Gigaliner: Staatsunternehmen verweigert Teilnahme am Feldversuch

(lifePR) (Bad Windsheim, ) Nach Medienberichten wird sich der bedeutende Logistikdienstleister Schenker Deutschland nicht an dem von der Bundesregierung geplanten Feldversuch für überlange Lastkraftwagen, so genannten Gigalinern, beteiligen. Nach Auskunft des Unternehmens gegenüber dem Onlinedienst der Deutschen Verkehrszeitung (DVZ) sei die Teilnahme für einen flächendeckenden Anbieter im Landverkehr sinnlos, weil sich großflächige Bundesländer nicht an dem Test beteiligen. Dadurch würden wichtige Korridore im Landverkehr unterbrochen, und der Testversuch führe zu keinen neuen Erkenntnissen. Bislang lehnen acht Bundesländer eine Beteiligung ab, darunter das größte Bundesland Nordrhein-Westfalen. Auch andere potenzielle Teilnehmer an dem Feldversuch äußerten ihre Bedenken.
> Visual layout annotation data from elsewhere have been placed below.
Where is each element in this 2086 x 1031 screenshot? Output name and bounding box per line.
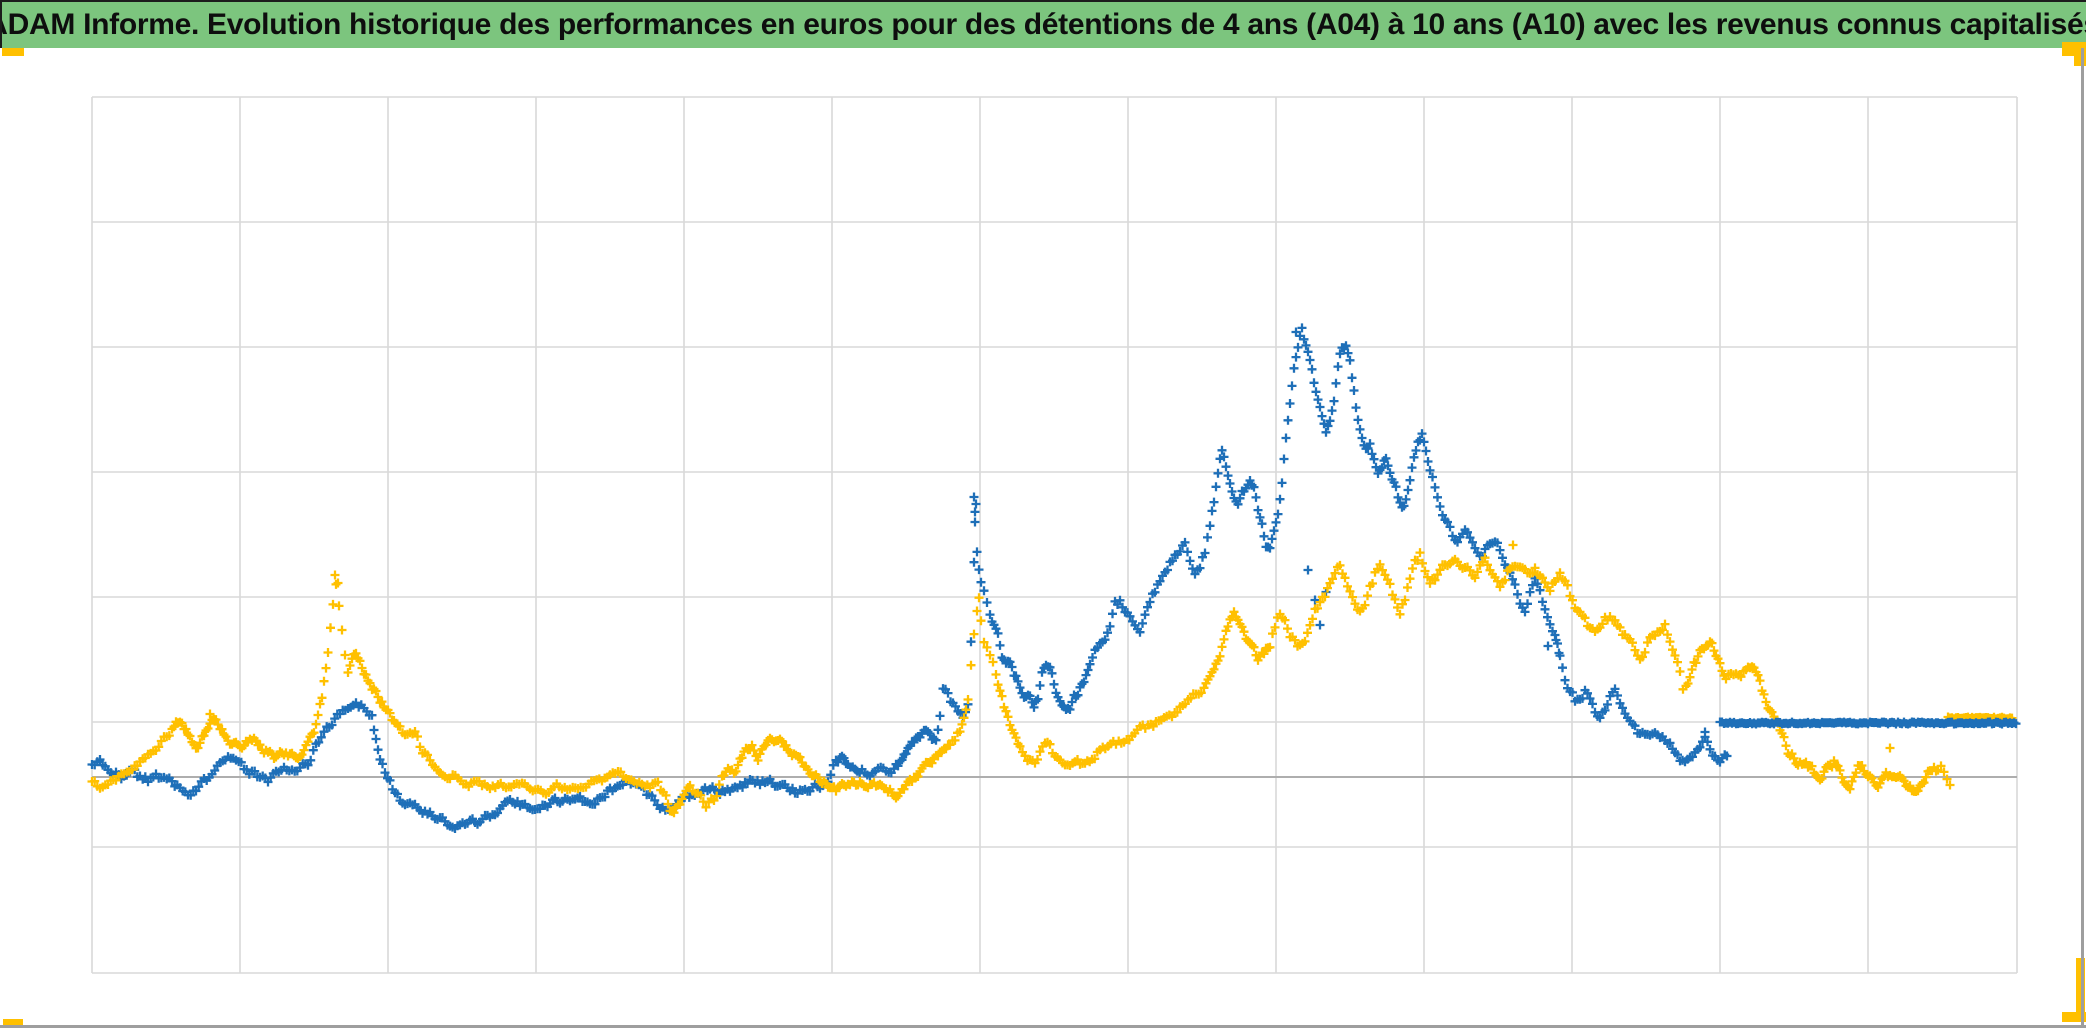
window-bottom-edge — [0, 1025, 2086, 1028]
window-left-edge — [0, 0, 2, 48]
cell-highlight-bottom-right-vertical — [2076, 958, 2085, 1022]
window-right-edge — [2081, 48, 2084, 1026]
chart-area[interactable] — [0, 48, 2086, 1031]
cell-highlight-top-right-stub — [2074, 42, 2086, 66]
cell-highlight-bottom-left — [3, 1019, 23, 1028]
cell-highlight-bottom-right-foot — [2062, 1012, 2086, 1022]
cell-highlight-top-left — [2, 48, 24, 56]
chart-title-banner: ADAM Informe. Evolution historique des p… — [0, 0, 2086, 48]
chart-title-text: ADAM Informe. Evolution historique des p… — [0, 8, 2086, 41]
performance-chart-svg — [87, 96, 2021, 974]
Schenker Deutschland ist Teil der Deutsche Bahn AG, die sich in Bundesbesitz befindet. Pikant dabei ist: Ein marktstarkes Unternehmen der Logistikbranche, das unter staatlicher Kontrolle steht, verweigert die Teilnahme am geplanten Feldversuch der Bundesregierung. Aus guten Gründen, meint der ARCD und fordert den Verzicht auf den geplanten Feldversuch. Der Club verweist darauf, dass bereits Erfahrungen aus mehreren "Praxistests" in einigen Bundesländern vorliegen. Sie konnten eine Reihe von schwerwiegenden Einwänden gegen eine normale Zulassung von Gigalinern auf Deutschlands Straßen nicht ausräumen.